Banking Expert, Kendis, Calls For Shareholder Protection, Good Governance
By Marcel Mbamalu

Kurt Kendis, Chief Executive Officer of The Banking Group, a US-based financial data and training firm, has said that only good corporate governance could guarantee shareholders investments in banks. Reacting to the public discourse over alleged plans by the Central Bank of Nigeria (CBN) to sell the eight banks whose chief executives were sacked and in which it said it had injected about N620 billion, the banking expert said share or bond holders often lose out when management fail to run the bank properly, especially as the 'banking system is the most important to protect'

In an e-mail exchange with The Guardian, Kendis said the current issues in the banking sector struck a nerve not just for Nigeria, but all around the world, as efforts were often made to ensure that depositors do not lose their money.

He queried: "What about other bank customers - especially the small companies (again not just in Nigeria but all around the world) - who need bank loans and other services to function and, at the same time, create jobs? Explaining that central banks are now trying to stabilize all the banking systems in the world so that they can get back to being proper banks, he the banking expert urged better information dissemination among investors in Nigeria in the light of the fact that the only formal protection shareholders have is good governance.

"Equity investment is, by nature, a high risk / high return punt. The better a shareholder's information and the more transparency, the less risk; the more opaque a Board of Directors, the greater the risk.

"In countries where they have 'carried shareholders along' (I think of France) the taxpayers - every man, woman, and child - pays the bill for many years.

"Sometimes, governments support banks like Citibank, which is, after all, a good bank with some terrible divisions, but the shareholders still suffer ($55 to $3) because they were not paying attention to the risks," said he.

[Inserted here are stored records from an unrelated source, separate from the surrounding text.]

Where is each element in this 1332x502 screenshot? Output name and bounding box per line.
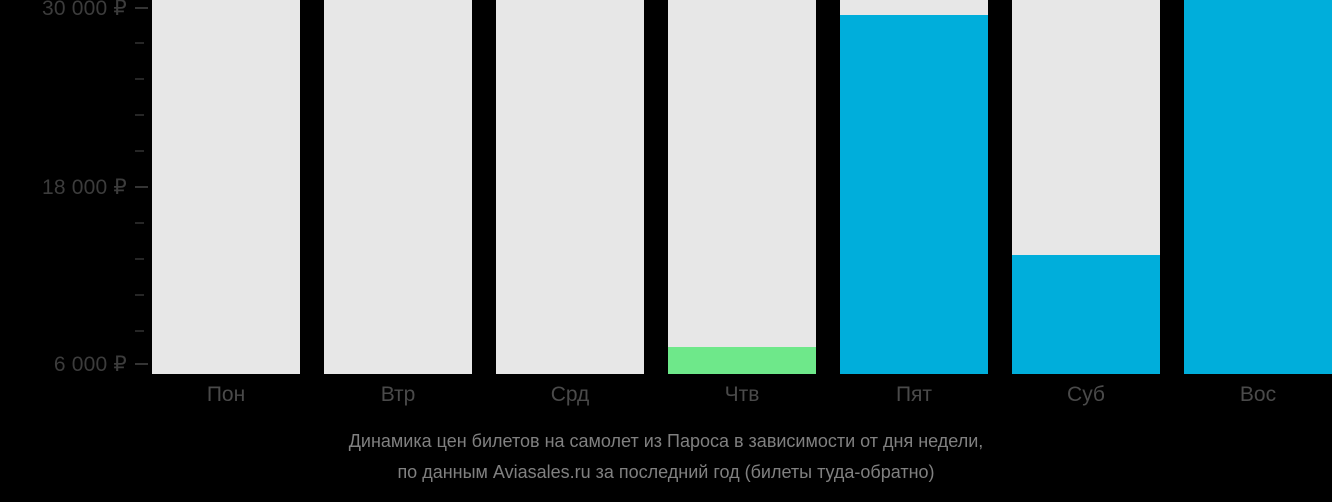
y-axis-tick-mark xyxy=(135,330,144,332)
y-axis-tick-mark xyxy=(135,222,144,224)
y-axis-tick-label: 18 000 ₽ xyxy=(41,175,127,199)
y-axis-tick-label: 6 000 ₽ xyxy=(53,352,127,376)
y-axis-tick-mark xyxy=(135,42,144,44)
bar-track xyxy=(668,0,816,374)
x-axis-label-tuesday: Втр xyxy=(380,383,416,406)
x-axis-label-monday: Пон xyxy=(206,383,246,406)
y-axis-tick-mark xyxy=(135,7,148,9)
plot-area: 30 000 ₽ 18 000 ₽ xyxy=(0,0,1332,376)
chart-caption-line-2: по данным Aviasales.ru за последний год … xyxy=(397,462,935,482)
bar-track xyxy=(324,0,472,374)
bar-tuesday[interactable] xyxy=(324,0,472,374)
chart-caption: Динамика цен билетов на самолет из Парос… xyxy=(0,426,1332,488)
y-axis: 30 000 ₽ 18 000 ₽ xyxy=(0,0,152,376)
bar-fill-cheapest xyxy=(668,347,816,374)
bar-saturday[interactable] xyxy=(1012,0,1160,374)
x-axis-label-friday: Пят xyxy=(895,383,933,406)
bar-thursday[interactable] xyxy=(668,0,816,374)
x-axis: Пон Втр Срд Чтв Пят Суб Вос xyxy=(0,374,1332,422)
x-axis-label-thursday: Чтв xyxy=(724,383,760,406)
y-axis-tick-mark xyxy=(135,363,148,365)
bar-fill-price xyxy=(1012,255,1160,374)
y-axis-tick-mark xyxy=(135,78,144,80)
bar-track xyxy=(496,0,644,374)
x-axis-label-wednesday: Срд xyxy=(550,383,590,406)
y-axis-tick-mark xyxy=(135,150,144,152)
bars-layer xyxy=(152,0,1332,374)
x-axis-label-sunday: Вос xyxy=(1239,383,1277,406)
chart-caption-line-1: Динамика цен билетов на самолет из Парос… xyxy=(348,431,984,451)
x-axis-label-saturday: Суб xyxy=(1067,383,1105,406)
bar-fill-price xyxy=(840,15,988,374)
bar-sunday[interactable] xyxy=(1184,0,1332,374)
y-axis-tick-mark xyxy=(135,294,144,296)
bar-friday[interactable] xyxy=(840,0,988,374)
y-axis-tick-mark xyxy=(135,186,148,188)
bar-track xyxy=(152,0,300,374)
bar-monday[interactable] xyxy=(152,0,300,374)
bar-wednesday[interactable] xyxy=(496,0,644,374)
bar-fill-price xyxy=(1184,0,1332,374)
y-axis-tick-mark xyxy=(135,258,144,260)
y-axis-tick-label: 30 000 ₽ xyxy=(41,0,127,20)
y-axis-tick-mark xyxy=(135,114,144,116)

Kendis, who called for caution in the whole process, however, noted that "there is usually a short-term disruption that unsettles everyone involved, when banks are being sold forcefully, but with proper planning, transparent recapitalization process, and long-term stability, the system becomes stable and secure.

The United States, he said, now has over 100 banks that have failed in 2009 (and I refer you to Iceland, where the entire banking system collapsed)."

"One never knows if selling banks is the best answer, or mergers, or simply winding them down. What we do know is that letting the resolution process go too long is the worst-case scenario; quick resolution is usually the best. All economies need good, well-run, healthy banks to grow and prosper," he said.